HERAT Militants armed with guns and suicide vests launched a coordinated attack in an Afghan city on Wednesday, setting off a series of explosions and killing three people, officials said.
Such coordinated attacks targeting the Western-backed government have become increasingly prevalent in Afghanistan, underscoring the increasing sophistication of Taliban-led insurgent attacks nine years into the conflict.
Eight suicide bombers managed to detonate their explosives outside government buildings in Zaranj, the capital of Nimroz province, where witnesses reported gunbattles between police and militants in government offices.
“They came in a car packed with explosives. They tried to attack the building housing the provincial council and the court,” Nimroz governor Ghulam Dastagir Azad told AFP.
Three people were killed in the attack, among them two police and a member of the local parliament, and 11 more wounded, provincial police chief Abdul Jabar told AFP.
The Taliban claimed responsibility for the attack in the southwestern province, which shares a border with Helmand — the volatile vortex of the insurgency that has blighted Afghanistan for nine years.
“We sent six suicide bombers and three other attackers. They have attacked several government buildings, including the governors office,” said Taliban spokesman Yousuf Ahmadi.
“The fighting is still going on.”
Azad said police opened fire on the attackers as they drove up in a vehicle packed with explosives.
The car bomb failed to explode, but eight of the bombers were able to detonate their explosive vests.
Witness Ahmed Khan told AFP he heard several explosions in the provincial capital and gunfire from the governors office.
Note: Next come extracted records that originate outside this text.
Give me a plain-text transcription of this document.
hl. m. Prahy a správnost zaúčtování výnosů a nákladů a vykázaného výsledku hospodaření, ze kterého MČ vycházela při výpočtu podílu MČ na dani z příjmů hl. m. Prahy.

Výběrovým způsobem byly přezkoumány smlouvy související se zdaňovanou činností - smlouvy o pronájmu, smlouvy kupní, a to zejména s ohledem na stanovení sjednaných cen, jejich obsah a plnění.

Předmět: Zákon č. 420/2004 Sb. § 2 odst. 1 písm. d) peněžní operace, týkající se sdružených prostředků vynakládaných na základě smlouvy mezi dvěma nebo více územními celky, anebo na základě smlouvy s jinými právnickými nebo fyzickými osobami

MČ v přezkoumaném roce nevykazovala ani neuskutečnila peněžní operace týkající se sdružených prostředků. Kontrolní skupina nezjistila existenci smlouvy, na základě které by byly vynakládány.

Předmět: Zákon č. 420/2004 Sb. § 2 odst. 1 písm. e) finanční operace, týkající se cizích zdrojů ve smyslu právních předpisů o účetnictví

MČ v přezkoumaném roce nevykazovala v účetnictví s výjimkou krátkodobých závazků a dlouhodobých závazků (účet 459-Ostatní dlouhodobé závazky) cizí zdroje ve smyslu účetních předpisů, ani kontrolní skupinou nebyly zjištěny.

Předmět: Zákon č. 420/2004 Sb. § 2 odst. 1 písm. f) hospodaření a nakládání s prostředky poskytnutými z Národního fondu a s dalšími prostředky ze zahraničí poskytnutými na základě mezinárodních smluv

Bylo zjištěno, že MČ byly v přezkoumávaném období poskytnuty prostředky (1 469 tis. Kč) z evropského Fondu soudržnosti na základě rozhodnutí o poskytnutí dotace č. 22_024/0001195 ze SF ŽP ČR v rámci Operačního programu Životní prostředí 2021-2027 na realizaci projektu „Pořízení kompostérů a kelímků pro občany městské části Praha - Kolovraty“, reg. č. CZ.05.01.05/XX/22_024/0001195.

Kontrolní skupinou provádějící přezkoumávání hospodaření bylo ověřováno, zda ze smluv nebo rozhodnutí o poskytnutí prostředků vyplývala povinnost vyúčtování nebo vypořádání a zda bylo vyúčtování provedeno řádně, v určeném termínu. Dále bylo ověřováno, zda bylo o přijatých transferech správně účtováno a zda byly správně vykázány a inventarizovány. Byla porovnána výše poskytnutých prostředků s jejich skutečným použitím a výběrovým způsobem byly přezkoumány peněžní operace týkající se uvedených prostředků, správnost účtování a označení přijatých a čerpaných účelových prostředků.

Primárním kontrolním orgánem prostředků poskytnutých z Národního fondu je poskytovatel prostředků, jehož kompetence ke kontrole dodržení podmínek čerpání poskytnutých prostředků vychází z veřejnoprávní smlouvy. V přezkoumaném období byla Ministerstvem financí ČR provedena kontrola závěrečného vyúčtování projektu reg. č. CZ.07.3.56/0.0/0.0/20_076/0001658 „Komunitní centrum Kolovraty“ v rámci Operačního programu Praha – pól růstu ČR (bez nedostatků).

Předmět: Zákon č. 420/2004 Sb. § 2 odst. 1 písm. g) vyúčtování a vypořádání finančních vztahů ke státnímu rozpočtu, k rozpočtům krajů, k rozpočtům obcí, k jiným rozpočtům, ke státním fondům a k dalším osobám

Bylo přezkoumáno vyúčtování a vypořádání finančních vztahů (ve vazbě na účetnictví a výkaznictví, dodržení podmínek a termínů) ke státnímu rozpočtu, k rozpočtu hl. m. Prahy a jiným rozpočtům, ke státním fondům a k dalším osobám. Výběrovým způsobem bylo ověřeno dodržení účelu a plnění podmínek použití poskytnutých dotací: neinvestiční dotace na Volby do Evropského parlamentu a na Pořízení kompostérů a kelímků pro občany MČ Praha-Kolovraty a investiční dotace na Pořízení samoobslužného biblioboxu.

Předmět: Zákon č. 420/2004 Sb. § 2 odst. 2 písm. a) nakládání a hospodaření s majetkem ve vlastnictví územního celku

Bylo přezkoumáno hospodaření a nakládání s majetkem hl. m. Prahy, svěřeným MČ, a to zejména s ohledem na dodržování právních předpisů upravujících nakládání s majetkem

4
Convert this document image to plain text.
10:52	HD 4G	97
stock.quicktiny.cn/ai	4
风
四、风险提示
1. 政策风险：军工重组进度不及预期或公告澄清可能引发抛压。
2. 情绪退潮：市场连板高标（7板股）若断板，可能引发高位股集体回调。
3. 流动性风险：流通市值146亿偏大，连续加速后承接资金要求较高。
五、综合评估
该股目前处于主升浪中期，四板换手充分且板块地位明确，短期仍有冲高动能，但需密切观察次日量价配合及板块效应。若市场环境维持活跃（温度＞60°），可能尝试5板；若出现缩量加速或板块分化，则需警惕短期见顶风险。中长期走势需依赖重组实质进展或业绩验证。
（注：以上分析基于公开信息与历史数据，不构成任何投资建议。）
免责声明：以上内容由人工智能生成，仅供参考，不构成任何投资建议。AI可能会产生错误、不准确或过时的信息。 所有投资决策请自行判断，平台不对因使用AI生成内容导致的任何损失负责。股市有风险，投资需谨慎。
The Afghan interior ministry said the militants targeted civilian as well as government buildings.
“A group of terrorists attacked some civilian and government buildings this morning in Zaranj. The police response was very quick and strong,” said spokesman Zemarai Bashary.
“Five suicide bombers have been killed. There is an operation still ongoing in one location where some of the attackers are resisting.
“They entered the governors office first, but police killed all those attackers instantly.”
Security in Nimroz has deteriorated in recent years amid reports that Taliban insurgents are crossing into the province from Helmand, where US, Nato and Afghan troops conducted a major operation earlier this year.
Nato and the United States are throwing thousands of extra troops into Afghanistan, where their deployment is to peak at 150,000 in August under a strategy designed to bring a swift end to the conflict.
Most of the extra troops are deploying in the south, the heartland of the insurgency, with the main focus on the provinces of Kandahar and Helmand.